H1 also saw 888 more than double the number of accounts that were restricted to protect customers, as part of a “more cautious” approach to affordability. Bonus offers for British players displaying signs of gambling related harm were also temporarily halted, while reverse withdrawals were suspended, as mandated by the Gambling Commission.

“We recognised early on that the Covid-19 pandemic would have a material impact on the lives of our customers across many global markets and this required an appropriate response from 888,” Pazner explained. “We were therefore quick to increase our vigilance on safe gambling and preventing gambling-related harm.”

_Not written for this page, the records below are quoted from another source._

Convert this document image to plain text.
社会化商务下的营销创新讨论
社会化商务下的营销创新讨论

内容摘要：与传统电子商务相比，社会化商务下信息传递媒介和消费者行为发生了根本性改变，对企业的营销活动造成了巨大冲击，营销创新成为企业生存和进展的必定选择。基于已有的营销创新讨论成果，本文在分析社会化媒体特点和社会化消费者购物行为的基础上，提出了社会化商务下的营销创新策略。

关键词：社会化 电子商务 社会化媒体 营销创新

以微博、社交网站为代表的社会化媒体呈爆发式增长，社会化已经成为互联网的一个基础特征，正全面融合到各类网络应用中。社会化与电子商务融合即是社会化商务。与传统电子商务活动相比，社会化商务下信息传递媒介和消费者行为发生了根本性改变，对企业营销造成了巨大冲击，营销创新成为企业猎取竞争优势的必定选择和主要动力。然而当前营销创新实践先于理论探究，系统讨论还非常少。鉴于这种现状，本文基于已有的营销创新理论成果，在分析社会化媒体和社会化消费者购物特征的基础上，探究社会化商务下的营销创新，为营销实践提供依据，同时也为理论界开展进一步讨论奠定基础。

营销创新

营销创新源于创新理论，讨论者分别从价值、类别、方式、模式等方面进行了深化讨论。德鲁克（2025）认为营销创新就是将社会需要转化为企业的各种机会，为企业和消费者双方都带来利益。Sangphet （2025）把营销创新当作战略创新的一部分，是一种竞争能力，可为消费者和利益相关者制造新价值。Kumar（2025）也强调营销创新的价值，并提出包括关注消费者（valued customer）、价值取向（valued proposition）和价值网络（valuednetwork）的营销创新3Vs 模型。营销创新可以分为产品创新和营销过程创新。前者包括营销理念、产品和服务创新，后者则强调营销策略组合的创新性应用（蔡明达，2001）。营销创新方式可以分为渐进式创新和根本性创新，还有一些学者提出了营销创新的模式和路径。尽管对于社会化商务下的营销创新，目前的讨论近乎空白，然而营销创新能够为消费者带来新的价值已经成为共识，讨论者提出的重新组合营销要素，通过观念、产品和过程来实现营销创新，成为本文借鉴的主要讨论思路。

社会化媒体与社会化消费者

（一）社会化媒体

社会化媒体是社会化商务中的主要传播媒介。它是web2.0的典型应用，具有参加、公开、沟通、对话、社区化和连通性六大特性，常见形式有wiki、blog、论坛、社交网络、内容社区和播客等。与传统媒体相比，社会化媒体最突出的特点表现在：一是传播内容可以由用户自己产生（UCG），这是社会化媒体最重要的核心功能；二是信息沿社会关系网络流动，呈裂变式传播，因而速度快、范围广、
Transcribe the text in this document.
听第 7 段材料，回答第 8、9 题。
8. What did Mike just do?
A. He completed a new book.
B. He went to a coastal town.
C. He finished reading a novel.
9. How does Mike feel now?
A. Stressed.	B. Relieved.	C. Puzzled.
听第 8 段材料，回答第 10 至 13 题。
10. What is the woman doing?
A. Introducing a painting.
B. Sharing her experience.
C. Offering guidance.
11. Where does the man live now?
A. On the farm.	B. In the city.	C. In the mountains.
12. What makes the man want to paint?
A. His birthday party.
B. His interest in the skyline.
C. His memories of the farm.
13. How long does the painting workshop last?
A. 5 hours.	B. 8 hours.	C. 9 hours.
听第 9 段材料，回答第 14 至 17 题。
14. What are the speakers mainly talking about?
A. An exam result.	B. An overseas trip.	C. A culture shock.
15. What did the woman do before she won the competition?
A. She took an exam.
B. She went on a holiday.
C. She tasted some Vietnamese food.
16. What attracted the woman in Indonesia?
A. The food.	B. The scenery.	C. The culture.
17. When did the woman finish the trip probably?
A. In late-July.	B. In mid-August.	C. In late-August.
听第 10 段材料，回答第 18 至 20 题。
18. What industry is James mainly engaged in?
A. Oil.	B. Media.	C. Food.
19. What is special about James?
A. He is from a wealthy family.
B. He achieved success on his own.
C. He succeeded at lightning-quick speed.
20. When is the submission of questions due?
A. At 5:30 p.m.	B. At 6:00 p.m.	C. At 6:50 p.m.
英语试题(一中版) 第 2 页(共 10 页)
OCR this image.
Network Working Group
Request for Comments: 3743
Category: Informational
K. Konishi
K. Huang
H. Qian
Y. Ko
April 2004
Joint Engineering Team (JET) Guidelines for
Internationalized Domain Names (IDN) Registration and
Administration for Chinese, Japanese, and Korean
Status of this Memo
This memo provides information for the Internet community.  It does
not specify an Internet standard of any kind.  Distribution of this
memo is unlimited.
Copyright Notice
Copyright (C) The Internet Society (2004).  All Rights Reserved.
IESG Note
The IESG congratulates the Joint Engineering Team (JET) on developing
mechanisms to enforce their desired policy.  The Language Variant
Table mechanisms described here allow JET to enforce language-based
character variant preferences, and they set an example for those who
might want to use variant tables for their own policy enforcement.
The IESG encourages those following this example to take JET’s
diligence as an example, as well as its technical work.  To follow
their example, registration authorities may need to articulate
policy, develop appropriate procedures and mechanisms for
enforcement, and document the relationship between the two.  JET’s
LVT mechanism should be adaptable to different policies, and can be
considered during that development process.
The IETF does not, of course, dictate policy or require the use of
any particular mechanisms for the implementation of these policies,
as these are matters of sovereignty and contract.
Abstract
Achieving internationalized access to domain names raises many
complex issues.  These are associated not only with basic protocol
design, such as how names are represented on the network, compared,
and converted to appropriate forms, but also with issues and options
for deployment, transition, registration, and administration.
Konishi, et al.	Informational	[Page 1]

Turning to outgoings for the period, operating costs were up across the board. Operating expenses grew to $94.9m, with the rise in revenue resulting in gaming taxes and duties increasing to $69.6m. Marketing and selling expenses increased to $105.2m, administrative expenses to $20.8m, and research and development costs to $20.8m.

This left earnings before interest, tax, depreciation and amortisation (EBITDA) of $70.1m, a 56.1% year-on-year improvement. After depreciation and amortisation charges of $16.7m, and finance related costs of $3.0m, the operator’s adjusted profit before tax was up 86.0% at $50.4m.

The business then recorded a number of exceptional items, including $2.3m in share benefit charges, then a $1.3m provision for potential regulatory action related to legacy customer activity in prior periods. This had originally been set at $4.1m before it was reduced by $2.8m by 888 management during the reporting period.

However, early in the second half, the operator has recognised a provision of $1.5m, arising from a regulatory related matter that arose following the period end.

It also recorded a $1.6m capital gain from the sale of its investment in Come2Play, a social studio owned by Scientific Games’ SciPlay subsidiary. This left a profit before tax of $50.9m, up 129.3%.

After $5.4m in income taxes, 888’s net profit for the six months to 30 June stood at $45.5m, a 131.0% improvement on H1 2019’s $19.7m total.

Looking ahead, 888 said that it had continued to trade ahead of expectations in the third quarter to 28 September, with average daily revenue up 56% year-on-year. This, it said means EBITDA for the year will likely come in “significantly ahead of prior expectations”.

The second half will see a number of product improvements rolled out, such as its new poker product, Poker 8, and the launch of its new sportsbook platform Spectate, following its deployment in Sweden.

“In addition, 888 remains highly vigilant about its responsibilities to continue to protect customers and prevent gambling-related harm and will begin the roll-out of a new customer-centric safe gambling feature called the Control Centre during the second half of the year,” it added.

However, the board warned that a prolonged period of global macroeconomic uncertainty following the Covid-19 pandemic could impact consumers’ discretionary spending, causing further headwinds.

“Nevertheless, the board remains confident that, underpinned by the Group’s unique technology and diversification across product verticals and geographic markets, 888 remains well positioned to deliver continued progress,” the operator said.